They Were Kings for a Moment

The feds attack online poker, killing livelihoods and a $2.5 billion industry.

There's also the question of why conservatives like Frist and Kyl would push a law so lush with the dreaded nanny-state overtones. "I believe in a smaller, more conservative role for government than telling me which card games I can play on my computer," says Fritz.

Frist declined to comment on his motives. Kyl didn't respond to repeated interview requests.

Most players cynically dismiss the senators' move as a strong-arm play. The feds want their protection money — i.e., taxes — and won't let the ride continue until someone pays up. But since government moves in slow motion, it's left a multibillion industry to rot from atrophy. Any remedy will likely take years.
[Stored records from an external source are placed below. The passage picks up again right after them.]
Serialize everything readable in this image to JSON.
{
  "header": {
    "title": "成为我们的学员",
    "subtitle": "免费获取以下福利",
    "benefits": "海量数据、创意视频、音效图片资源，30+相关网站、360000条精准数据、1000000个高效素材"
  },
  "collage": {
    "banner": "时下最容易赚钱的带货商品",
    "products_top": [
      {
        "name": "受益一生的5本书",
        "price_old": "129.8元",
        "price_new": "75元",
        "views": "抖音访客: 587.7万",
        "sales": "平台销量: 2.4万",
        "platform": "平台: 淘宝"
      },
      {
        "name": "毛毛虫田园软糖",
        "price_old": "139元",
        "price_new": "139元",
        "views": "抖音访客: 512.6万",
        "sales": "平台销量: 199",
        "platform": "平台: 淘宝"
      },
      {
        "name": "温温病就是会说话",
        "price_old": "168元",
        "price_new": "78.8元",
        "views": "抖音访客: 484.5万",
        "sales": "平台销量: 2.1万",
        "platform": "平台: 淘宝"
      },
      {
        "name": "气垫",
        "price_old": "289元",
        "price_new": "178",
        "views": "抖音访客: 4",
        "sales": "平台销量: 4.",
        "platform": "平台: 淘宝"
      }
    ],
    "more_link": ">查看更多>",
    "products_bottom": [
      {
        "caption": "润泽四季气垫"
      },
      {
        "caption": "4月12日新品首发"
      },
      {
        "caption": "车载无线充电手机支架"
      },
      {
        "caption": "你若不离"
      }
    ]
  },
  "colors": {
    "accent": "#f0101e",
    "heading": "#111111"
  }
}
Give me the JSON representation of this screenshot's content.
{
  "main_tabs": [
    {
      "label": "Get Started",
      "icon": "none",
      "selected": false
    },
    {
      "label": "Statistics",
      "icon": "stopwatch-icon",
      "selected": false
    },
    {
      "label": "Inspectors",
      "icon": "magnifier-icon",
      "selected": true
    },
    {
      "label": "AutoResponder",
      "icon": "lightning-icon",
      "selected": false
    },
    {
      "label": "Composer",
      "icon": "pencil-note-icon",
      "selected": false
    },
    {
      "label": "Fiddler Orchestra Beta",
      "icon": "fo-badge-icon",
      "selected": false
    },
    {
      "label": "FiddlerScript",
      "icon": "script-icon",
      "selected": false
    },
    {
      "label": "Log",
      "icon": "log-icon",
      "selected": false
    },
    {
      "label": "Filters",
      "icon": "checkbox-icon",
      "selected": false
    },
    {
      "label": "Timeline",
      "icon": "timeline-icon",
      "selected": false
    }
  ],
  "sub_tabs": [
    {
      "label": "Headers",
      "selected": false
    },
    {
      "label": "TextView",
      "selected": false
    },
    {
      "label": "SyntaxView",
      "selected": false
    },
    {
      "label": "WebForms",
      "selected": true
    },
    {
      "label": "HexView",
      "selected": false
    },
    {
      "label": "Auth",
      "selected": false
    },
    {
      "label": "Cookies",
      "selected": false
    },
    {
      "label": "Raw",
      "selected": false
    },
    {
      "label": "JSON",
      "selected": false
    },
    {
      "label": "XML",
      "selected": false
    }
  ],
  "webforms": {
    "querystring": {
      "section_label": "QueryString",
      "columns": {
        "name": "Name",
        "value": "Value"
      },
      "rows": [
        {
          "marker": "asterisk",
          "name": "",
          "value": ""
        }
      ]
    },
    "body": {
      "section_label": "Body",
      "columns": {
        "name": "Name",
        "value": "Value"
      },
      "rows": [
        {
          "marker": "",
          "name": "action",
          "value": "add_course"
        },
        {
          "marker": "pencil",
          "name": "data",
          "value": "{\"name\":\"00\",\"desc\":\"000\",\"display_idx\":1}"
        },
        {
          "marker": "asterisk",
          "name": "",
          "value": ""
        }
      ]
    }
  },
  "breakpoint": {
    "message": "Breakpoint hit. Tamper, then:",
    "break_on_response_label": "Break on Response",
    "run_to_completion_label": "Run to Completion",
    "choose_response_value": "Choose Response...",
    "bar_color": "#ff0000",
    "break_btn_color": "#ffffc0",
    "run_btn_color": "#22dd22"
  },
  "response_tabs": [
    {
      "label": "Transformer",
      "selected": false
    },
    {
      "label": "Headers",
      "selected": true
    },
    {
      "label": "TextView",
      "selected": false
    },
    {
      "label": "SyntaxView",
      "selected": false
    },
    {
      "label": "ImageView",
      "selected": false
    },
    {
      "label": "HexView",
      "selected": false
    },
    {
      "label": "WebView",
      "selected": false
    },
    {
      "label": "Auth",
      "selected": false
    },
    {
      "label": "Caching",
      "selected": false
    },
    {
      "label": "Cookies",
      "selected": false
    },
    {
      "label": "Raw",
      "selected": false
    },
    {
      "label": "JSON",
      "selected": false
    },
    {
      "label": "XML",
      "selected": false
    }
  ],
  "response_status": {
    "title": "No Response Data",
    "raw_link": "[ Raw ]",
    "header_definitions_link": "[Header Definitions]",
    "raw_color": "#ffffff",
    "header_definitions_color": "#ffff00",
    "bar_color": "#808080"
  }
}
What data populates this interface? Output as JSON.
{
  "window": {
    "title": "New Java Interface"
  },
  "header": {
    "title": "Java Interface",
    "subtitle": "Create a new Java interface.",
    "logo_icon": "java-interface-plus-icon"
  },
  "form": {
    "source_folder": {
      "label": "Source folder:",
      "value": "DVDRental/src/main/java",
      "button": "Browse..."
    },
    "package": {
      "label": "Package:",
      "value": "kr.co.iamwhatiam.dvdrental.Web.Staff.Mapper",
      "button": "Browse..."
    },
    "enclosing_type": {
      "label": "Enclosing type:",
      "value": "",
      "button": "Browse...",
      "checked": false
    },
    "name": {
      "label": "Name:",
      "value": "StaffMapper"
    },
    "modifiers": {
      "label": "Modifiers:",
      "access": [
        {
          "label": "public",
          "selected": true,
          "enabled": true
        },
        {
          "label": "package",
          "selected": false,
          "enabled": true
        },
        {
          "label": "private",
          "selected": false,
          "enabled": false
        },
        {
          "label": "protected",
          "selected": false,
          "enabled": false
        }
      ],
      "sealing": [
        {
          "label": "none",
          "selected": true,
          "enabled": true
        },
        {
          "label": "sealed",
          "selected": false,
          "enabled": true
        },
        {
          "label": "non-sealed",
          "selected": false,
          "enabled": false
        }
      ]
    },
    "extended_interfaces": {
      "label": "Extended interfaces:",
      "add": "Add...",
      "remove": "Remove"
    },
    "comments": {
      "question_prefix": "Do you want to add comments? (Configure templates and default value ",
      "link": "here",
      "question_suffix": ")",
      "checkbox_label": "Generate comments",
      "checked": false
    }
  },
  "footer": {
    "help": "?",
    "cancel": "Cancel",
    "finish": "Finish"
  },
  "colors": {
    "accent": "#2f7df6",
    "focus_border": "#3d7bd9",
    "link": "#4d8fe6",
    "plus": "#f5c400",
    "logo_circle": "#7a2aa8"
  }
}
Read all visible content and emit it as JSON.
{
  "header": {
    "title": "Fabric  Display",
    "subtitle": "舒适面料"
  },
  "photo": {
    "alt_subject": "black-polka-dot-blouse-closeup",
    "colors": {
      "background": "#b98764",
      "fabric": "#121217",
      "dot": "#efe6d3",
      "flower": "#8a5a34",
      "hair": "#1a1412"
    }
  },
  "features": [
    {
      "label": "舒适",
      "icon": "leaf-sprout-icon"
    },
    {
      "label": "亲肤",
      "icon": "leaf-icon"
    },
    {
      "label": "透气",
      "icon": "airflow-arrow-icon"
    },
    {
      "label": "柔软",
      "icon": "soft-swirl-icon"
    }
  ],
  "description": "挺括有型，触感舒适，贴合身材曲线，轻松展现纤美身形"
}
Maxwell Fritz, a Princeton student, made thousands of dollars with online poker, until he lost it all on Black Friday.
Will Rice
Maxwell Fritz, a Princeton student, made thousands of dollars with online poker, until he lost it all on Black Friday.
Mike Minkoff's business shipping videos and poker books has dwindled to almost nothing after the feds stepped on the online poker business.
Bill Hughes
Mike Minkoff's business shipping videos and poker books has dwindled to almost nothing after the feds stepped on the online poker business.

"It's really frustrating to me," says LaTour. "It just seems they weren't seeing any of that money that was going out there, so they want to set it up so they can tax it. But the longer this takes, the more there will be people like me who just give up on it and move on with our lives to find another way of making a living. I've pretty much stopped waiting around."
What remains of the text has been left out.